Couverture des Cahiers d'études lévinassiennes n°13, L'Etat de César

Cahiers d'études lévinassiennes n° 13

L’État de César

23 €

192 pages

Paru le 8 octobre 2015

Présentation

L’État de César

Luc Brisson, La loi selon Platon et la plupart des philosophes de l’Antiquité.

Gérard Conio, L’empire russe et Moscou, troisième Rome.

Gilles Hanus, Le paradoxe de l’État chez Emmanuel Lévinas.

René Lévy, L’État, l’ambivalence du pouvoir.

Variations

Éric Vuillard, Vie de John Jacob Astor.

Pierre Moyse, Au clair de la mer.

Textes

Franz Rosenzweig, Introduction aux Écrits juifs d’Hermann Cohen (2).

Gilles Hanus, Penser avec un autre (commentaire)

Panorama

Emilio Baccarini, La réception italienne de la pensée d’Emmanuel Lévinas.

Recensions

Bibliographie

Citations

Présentation

L’État constitue la forme la plus accomplie de la rationalité politique. Du moins est-ce toujours ainsi qu’il se présente, comme le lieu d’un possible partage de la raison, fondant la paix et permettant de ce fait de soustraire les relations interindividuelles à la violence naturelle. Lévinas reconnaît partiellement la pertinence de cette description. Sans l’État, « les hommes s’avaleraient les uns les autres tout vivants », écrit-il citant les Pirkei Avoth ; ainsi faut-il prier pour le bien du pouvoir, de l’État, ce qui équivaut apparemment à la reconnaissance de son rôle positif dans la vie des hommes.

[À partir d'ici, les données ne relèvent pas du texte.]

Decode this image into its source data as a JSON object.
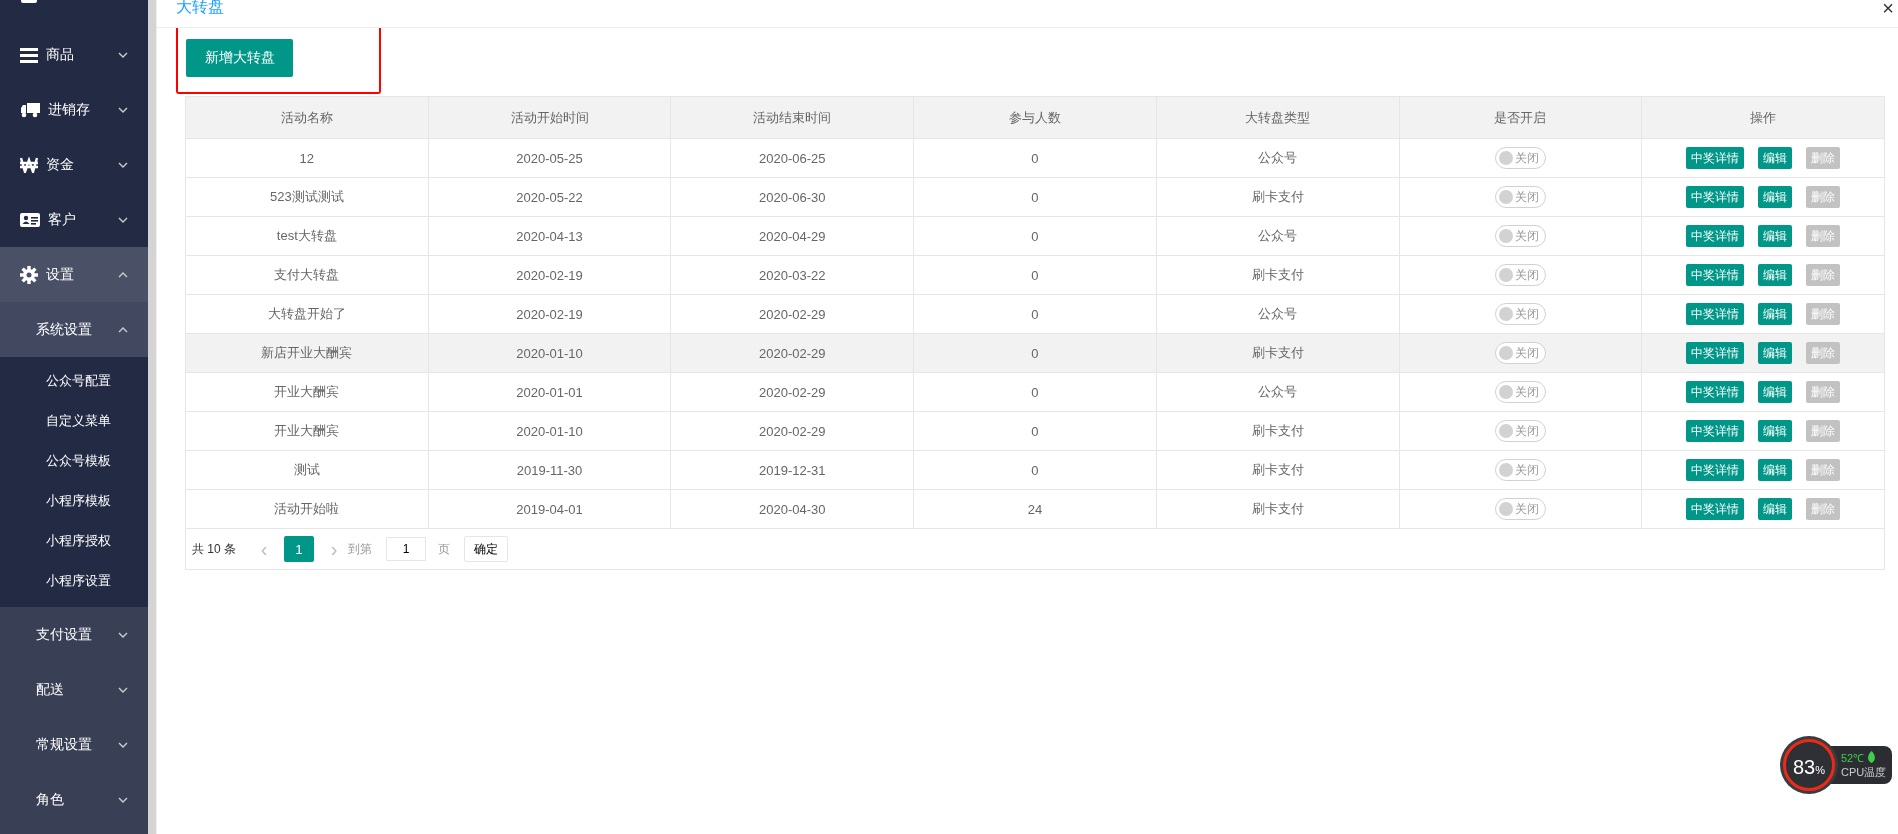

Mais dans le même temps, Lévinas, tant dans ses textes philosophiques que dans ses lectures talmudiques, ne cesse d’interroger la rationalité qui constitue le principe de l’Etat. Il décrit par exemple la façon dont la rationalité des lois peut se transformer en raison impersonnelle s’imposant désormais à ceux-là mêmes qui les avaient pourtant voulues. Ce risque toujours présent de la bureaucratie, d’un pouvoir souverain oubliant ce pour quoi il fut institué, d’un État cherchant à déployer sa puissance impériale, Lévinas le pointe dans les lectures talmudiques sous le nom d’« État de César » :

« […] l’État de César, malgré sa participation à l’essence pure de l’État, est aussi le lieu de la corruption par excellence et, peut-être, l’ultime refuge de l’idolâtrie. »1

Le passage du plan politique au plan métaphysique modifie profondément le visage de l’État. Peut-être faut-il penser que la justice qu’il impose contre la force brute n’est pas encore justice véritable ? Peut-être son pouvoir, susceptible de virer en oppression, fait-il en vérité obstacle aux accomplissements véritables ?

C’est précisément cette duplicité de l’État, cette ambiguïté de la rationalité politique que nous avons souhaité interroger dans ce numéro.

1 Emmanuel Lévinas, « L’État de César et l’État de David », L’au-delà du verset, Paris, Minuit, 1982, p. 216.